Sunday, October 27, 2013
Ind. Gov't. - A look at the use of caususes to fill legislative vacanies between general elections
Niki Kelly of the Fort Wayne Journal Gazette takes a long look today at the use of caucuses to fill legislative vacancies between general elections. The story is headed "Rise in caucuses raises questions about process of filling legislative vacancies: Critics think it lets the savvy do an end run around voters." Some quotes:
INDIANAPOLIS – Most Indiana legislators had to take their cases to thousands of voters before swearing their first oath of office. * * *
But another group – 28 lawmakers, almost 19 percent of the state’s 150 sitting legislators – arrived at the General Assembly through a much different process: a political caucus. * * *
And even though the House and Senate members caucused into the ranks face the voters for re-election, it is rare to lose as an incumbent. * * *
[Some] see the caucus as a type of political rigging for savvy folks who might have insider knowledge of upcoming vacancies. * * *
Whenever a vacancy occurs in a state legislative office, the precinct committee people from that district and from the party of the departing lawmaker meet to tap a replacement.
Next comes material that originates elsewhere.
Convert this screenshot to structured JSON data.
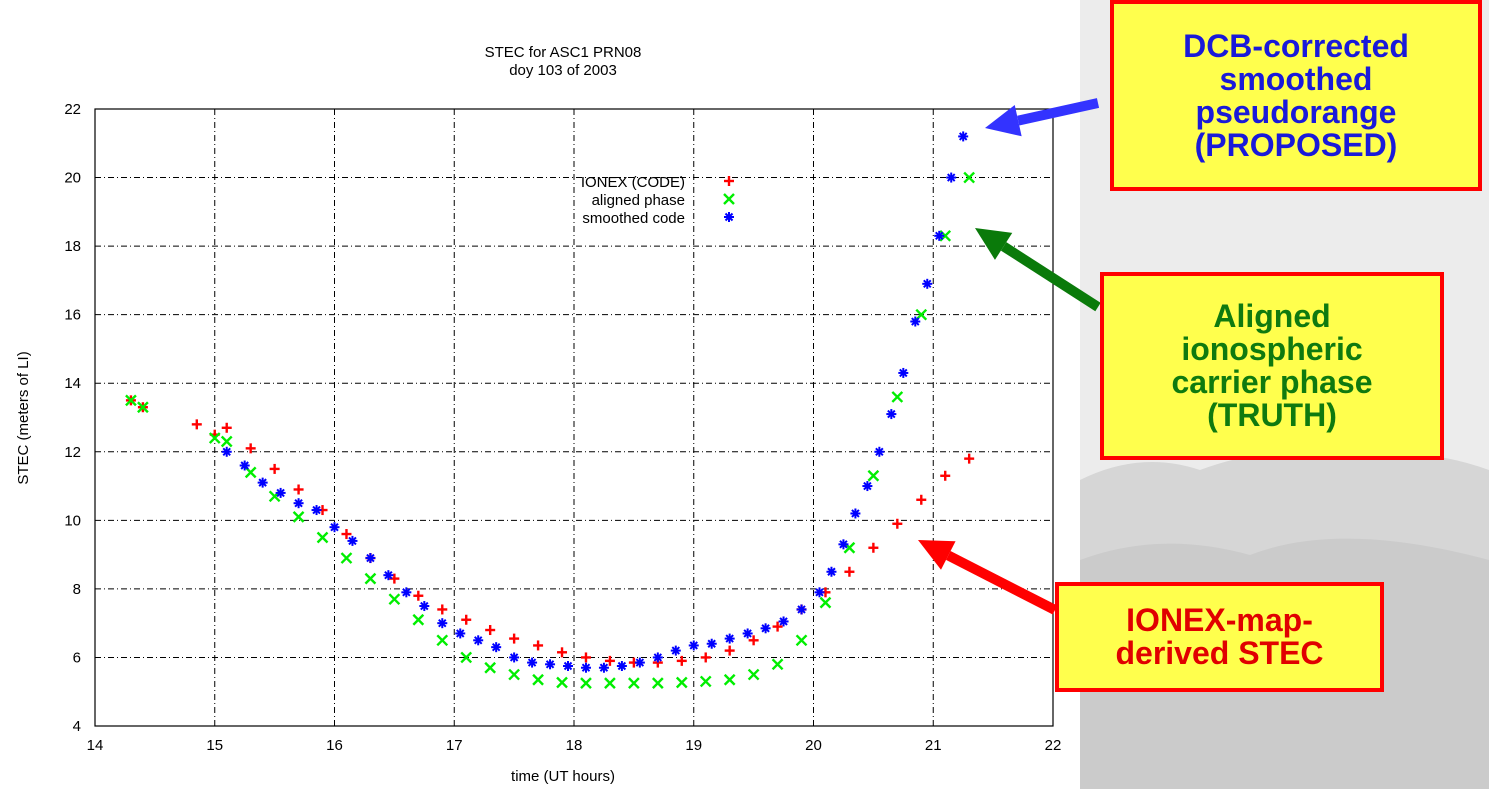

These precinct folks run for election to the post. Or the county chairman appoints residents to fill a precinct committee slot if it becomes vacant.
Northeast Indiana has had a spate of caucuses in recent years – at least eight, more than other areas of the state.
Overall, the Senate has a larger number of members who came to the legislature by way of caucus – 18 compared with 10 in the House.
Of the 28 current state lawmakers who came in through a caucus, eight filled vacancies caused by death. The vast majority, 20, filled vacancies opened by resignations from office before a term was over.